To date, we rarely include explicit cleaning or test-writing time in estimates for you. That’s partially because while writing tests from scratch is negligible overhead, adding tests to a codebase retroactively is a lot of work, kind of like rebuilding the foundation under a house that people live in.
It’s also partially because when we started working with you, we immediately went into emergency triage mode. We had near-daily problems with the 3rd-party data syncs, weekly problems with report generation, constant support requests for small data changes, inadequate system monitoring and logging, etc. The codebase was sinking under the weight of technical debt, and we were feverishly trying to keep the systems afloat while also patching holes with duct tape.
Over time, we’ve gotten the systems more stable and reliable and we’ve automated/provided UIs to self-service many frequent support requests. We still have a lot of technical debt, but we’re out of the emergency room. However, I don’t think we’ve ever fully shifted away from that reactive triage mentality to a more proactive, mature plan and execute mentality.
We try to clean up code we’re already changing, and we always desk-test thoroughly. But being careful and diligent is different from proactive refactoring and building the infrastructure needed for good automated tests.
If we don’t start paying down some technical debt, we’ll never meaningfully improve the situation, and it’ll continue to take months for highly experienced, highly competent developers to get oriented enough to make nontrivial changes.
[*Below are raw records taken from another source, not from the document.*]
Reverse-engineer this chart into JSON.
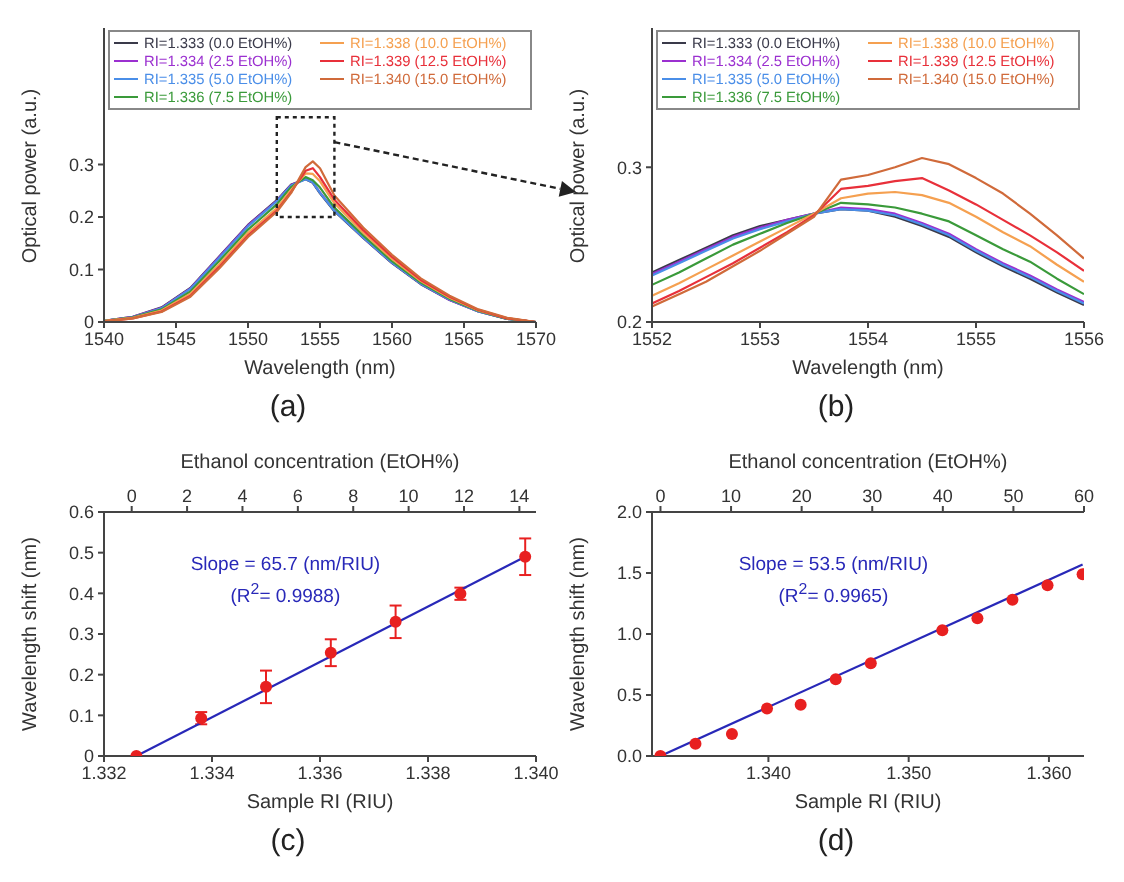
{
  "chart_data": [
    {
      "type": "line",
      "title": "(a)",
      "xlabel": "Wavelength (nm)",
      "ylabel": "Optical power (a.u.)",
      "legend": "top",
      "xlim": [
        1540,
        1570
      ],
      "xticks": [
        1540,
        1545,
        1550,
        1555,
        1560,
        1565,
        1570
      ],
      "ylim": [
        0,
        0.56
      ],
      "yticks": [
        0,
        0.1,
        0.2,
        0.3
      ],
      "x": [
        1540,
        1542,
        1544,
        1546,
        1548,
        1550,
        1552,
        1553,
        1554,
        1554.5,
        1555,
        1556,
        1558,
        1560,
        1562,
        1564,
        1566,
        1568,
        1570
      ],
      "series": [
        {
          "name": "RI=1.333 (0.0 EtOH%)",
          "color": "#3a3a4a",
          "values": [
            0.002,
            0.01,
            0.028,
            0.065,
            0.125,
            0.185,
            0.232,
            0.262,
            0.272,
            0.265,
            0.245,
            0.211,
            0.16,
            0.112,
            0.072,
            0.042,
            0.02,
            0.006,
            0
          ]
        },
        {
          "name": "RI=1.334 (2.5 EtOH%)",
          "color": "#9b30d0",
          "values": [
            0.002,
            0.01,
            0.027,
            0.064,
            0.124,
            0.184,
            0.231,
            0.261,
            0.273,
            0.266,
            0.247,
            0.213,
            0.161,
            0.113,
            0.073,
            0.042,
            0.02,
            0.006,
            0
          ]
        },
        {
          "name": "RI=1.335 (5.0 EtOH%)",
          "color": "#4a8ee8",
          "values": [
            0.002,
            0.009,
            0.026,
            0.063,
            0.122,
            0.182,
            0.23,
            0.26,
            0.272,
            0.266,
            0.246,
            0.212,
            0.161,
            0.113,
            0.073,
            0.043,
            0.02,
            0.006,
            0
          ]
        },
        {
          "name": "RI=1.336 (7.5 EtOH%)",
          "color": "#3a9a3a",
          "values": [
            0.002,
            0.009,
            0.024,
            0.058,
            0.116,
            0.176,
            0.224,
            0.257,
            0.276,
            0.27,
            0.256,
            0.218,
            0.165,
            0.116,
            0.075,
            0.044,
            0.021,
            0.006,
            0
          ]
        },
        {
          "name": "RI=1.338 (10.0 EtOH%)",
          "color": "#f5a050",
          "values": [
            0.002,
            0.008,
            0.022,
            0.054,
            0.11,
            0.17,
            0.217,
            0.252,
            0.283,
            0.282,
            0.268,
            0.226,
            0.17,
            0.12,
            0.078,
            0.046,
            0.022,
            0.007,
            0
          ]
        },
        {
          "name": "RI=1.339 (12.5 EtOH%)",
          "color": "#e8303a",
          "values": [
            0.001,
            0.007,
            0.02,
            0.05,
            0.105,
            0.165,
            0.212,
            0.248,
            0.288,
            0.293,
            0.276,
            0.233,
            0.175,
            0.124,
            0.08,
            0.048,
            0.023,
            0.007,
            0
          ]
        },
        {
          "name": "RI=1.340 (15.0 EtOH%)",
          "color": "#d06a3a",
          "values": [
            0.001,
            0.007,
            0.019,
            0.048,
            0.102,
            0.162,
            0.21,
            0.246,
            0.295,
            0.306,
            0.293,
            0.241,
            0.18,
            0.128,
            0.083,
            0.05,
            0.024,
            0.008,
            0
          ]
        }
      ]
    },
    {
      "type": "line",
      "title": "(b)",
      "xlabel": "Wavelength (nm)",
      "ylabel": "Optical power (a.u.)",
      "legend": "top",
      "xlim": [
        1552,
        1556
      ],
      "xticks": [
        1552,
        1553,
        1554,
        1555,
        1556
      ],
      "ylim": [
        0.2,
        0.39
      ],
      "yticks": [
        0.2,
        0.3
      ],
      "x": [
        1552,
        1552.25,
        1552.5,
        1552.75,
        1553,
        1553.25,
        1553.5,
        1553.75,
        1554,
        1554.25,
        1554.5,
        1554.75,
        1555,
        1555.25,
        1555.5,
        1555.75,
        1556
      ],
      "series": [
        {
          "name": "RI=1.333 (0.0 EtOH%)",
          "color": "#3a3a4a",
          "values": [
            0.232,
            0.24,
            0.248,
            0.256,
            0.262,
            0.266,
            0.27,
            0.273,
            0.272,
            0.268,
            0.262,
            0.255,
            0.245,
            0.236,
            0.228,
            0.219,
            0.211
          ]
        },
        {
          "name": "RI=1.334 (2.5 EtOH%)",
          "color": "#9b30d0",
          "values": [
            0.231,
            0.239,
            0.247,
            0.255,
            0.261,
            0.266,
            0.27,
            0.274,
            0.273,
            0.27,
            0.264,
            0.257,
            0.247,
            0.238,
            0.23,
            0.221,
            0.213
          ]
        },
        {
          "name": "RI=1.335 (5.0 EtOH%)",
          "color": "#4a8ee8",
          "values": [
            0.23,
            0.238,
            0.246,
            0.254,
            0.26,
            0.265,
            0.27,
            0.273,
            0.272,
            0.269,
            0.263,
            0.256,
            0.246,
            0.237,
            0.229,
            0.22,
            0.212
          ]
        },
        {
          "name": "RI=1.336 (7.5 EtOH%)",
          "color": "#3a9a3a",
          "values": [
            0.224,
            0.232,
            0.241,
            0.25,
            0.257,
            0.264,
            0.27,
            0.277,
            0.276,
            0.274,
            0.27,
            0.265,
            0.256,
            0.247,
            0.239,
            0.228,
            0.218
          ]
        },
        {
          "name": "RI=1.338 (10.0 EtOH%)",
          "color": "#f5a050",
          "values": [
            0.217,
            0.225,
            0.234,
            0.243,
            0.252,
            0.261,
            0.27,
            0.28,
            0.283,
            0.284,
            0.282,
            0.277,
            0.268,
            0.258,
            0.249,
            0.237,
            0.226
          ]
        },
        {
          "name": "RI=1.339 (12.5 EtOH%)",
          "color": "#e8303a",
          "values": [
            0.212,
            0.22,
            0.229,
            0.238,
            0.248,
            0.258,
            0.269,
            0.286,
            0.288,
            0.291,
            0.293,
            0.285,
            0.276,
            0.266,
            0.256,
            0.245,
            0.233
          ]
        },
        {
          "name": "RI=1.340 (15.0 EtOH%)",
          "color": "#d06a3a",
          "values": [
            0.21,
            0.218,
            0.226,
            0.236,
            0.246,
            0.257,
            0.268,
            0.292,
            0.295,
            0.3,
            0.306,
            0.302,
            0.293,
            0.283,
            0.27,
            0.256,
            0.241
          ]
        }
      ]
    },
    {
      "type": "scatter",
      "title": "(c)",
      "xlabel": "Sample RI (RIU)",
      "x2label": "Ethanol concentration (EtOH%)",
      "ylabel": "Wavelength shift (nm)",
      "xlim": [
        1.332,
        1.34
      ],
      "xticks": [
        1.332,
        1.334,
        1.336,
        1.338,
        {
          "value": 1.34,
          "label": "1.340"
        }
      ],
      "x2lim": [
        -1,
        14.6
      ],
      "x2ticks": [
        0,
        2,
        4,
        6,
        8,
        10,
        12,
        14
      ],
      "ylim": [
        0,
        0.6
      ],
      "yticks": [
        0,
        0.1,
        0.2,
        0.3,
        0.4,
        0.5,
        0.6
      ],
      "annotations": [
        "Slope = 65.7 (nm/RIU)",
        "(R$^{2}$= 0.9988)"
      ],
      "series": [
        {
          "marker": "circle",
          "color": "#e82020",
          "x": [
            1.3326,
            1.3338,
            1.335,
            1.3362,
            1.3374,
            1.3386,
            1.3398
          ],
          "values": [
            0,
            0.093,
            0.17,
            0.254,
            0.33,
            0.399,
            0.49
          ],
          "errors": [
            null,
            0.015,
            0.04,
            0.033,
            0.04,
            0.015,
            0.045
          ]
        },
        {
          "type": "line",
          "color": "#2828b8",
          "x": [
            1.3326,
            1.3398
          ],
          "values": [
            0,
            0.49
          ]
        }
      ]
    },
    {
      "type": "scatter",
      "title": "(d)",
      "xlabel": "Sample RI (RIU)",
      "x2label": "Ethanol concentration (EtOH%)",
      "ylabel": "Wavelength shift (nm)",
      "xlim": [
        1.3317,
        1.3625
      ],
      "xticks": [
        {
          "value": 1.34,
          "label": "1.340"
        },
        {
          "value": 1.35,
          "label": "1.350"
        },
        {
          "value": 1.36,
          "label": "1.360"
        }
      ],
      "x2lim": [
        -1.2,
        60
      ],
      "x2ticks": [
        0,
        10,
        20,
        30,
        40,
        50,
        60
      ],
      "ylim": [
        0,
        2
      ],
      "yticks": [
        {
          "value": 0,
          "label": "0.0"
        },
        {
          "value": 0.5,
          "label": "0.5"
        },
        {
          "value": 1,
          "label": "1.0"
        },
        {
          "value": 1.5,
          "label": "1.5"
        },
        {
          "value": 2,
          "label": "2.0"
        }
      ],
      "annotations": [
        "Slope = 53.5 (nm/RIU)",
        "(R$^{2}$= 0.9965)"
      ],
      "series": [
        {
          "marker": "circle",
          "color": "#e82020",
          "x": [
            1.3323,
            1.3348,
            1.3374,
            1.3399,
            1.3423,
            1.3448,
            1.3473,
            1.3524,
            1.3549,
            1.3574,
            1.3599,
            1.3624
          ],
          "values": [
            0,
            0.1,
            0.18,
            0.39,
            0.42,
            0.63,
            0.76,
            1.03,
            1.13,
            1.28,
            1.4,
            1.49
          ]
        },
        {
          "type": "line",
          "color": "#2828b8",
          "x": [
            1.3323,
            1.3624
          ],
          "values": [
            0,
            1.57
          ]
        }
      ]
    }
  ]
}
In other words, spending 1/2 day to a full day (4-8hrs) on this task is roughly 2x-4x the effort, but it could provide a benefit that greatly reduces the effort to make a similar change in the future. If this part of the codebase were cleaner and had good automated test coverage, I’d expect a competent developer to perform it in an hour or less, 1/2 or less of the original time. And a key point is that it wouldn’t be much longer for a new developer to do it versus a developer experienced in the system.
This shift is one that we are going to need buy-in from you to make. It is a conscious effort to improve how your systems work at a fundamental level, not just how users perceive the system. I know that investments like this can be hard to make, precisely because there aren’t any new visible rewards, but we are happy to sit down with you and put together some hard numbers that can show how these investments would pay off long-term from an engineering perspective.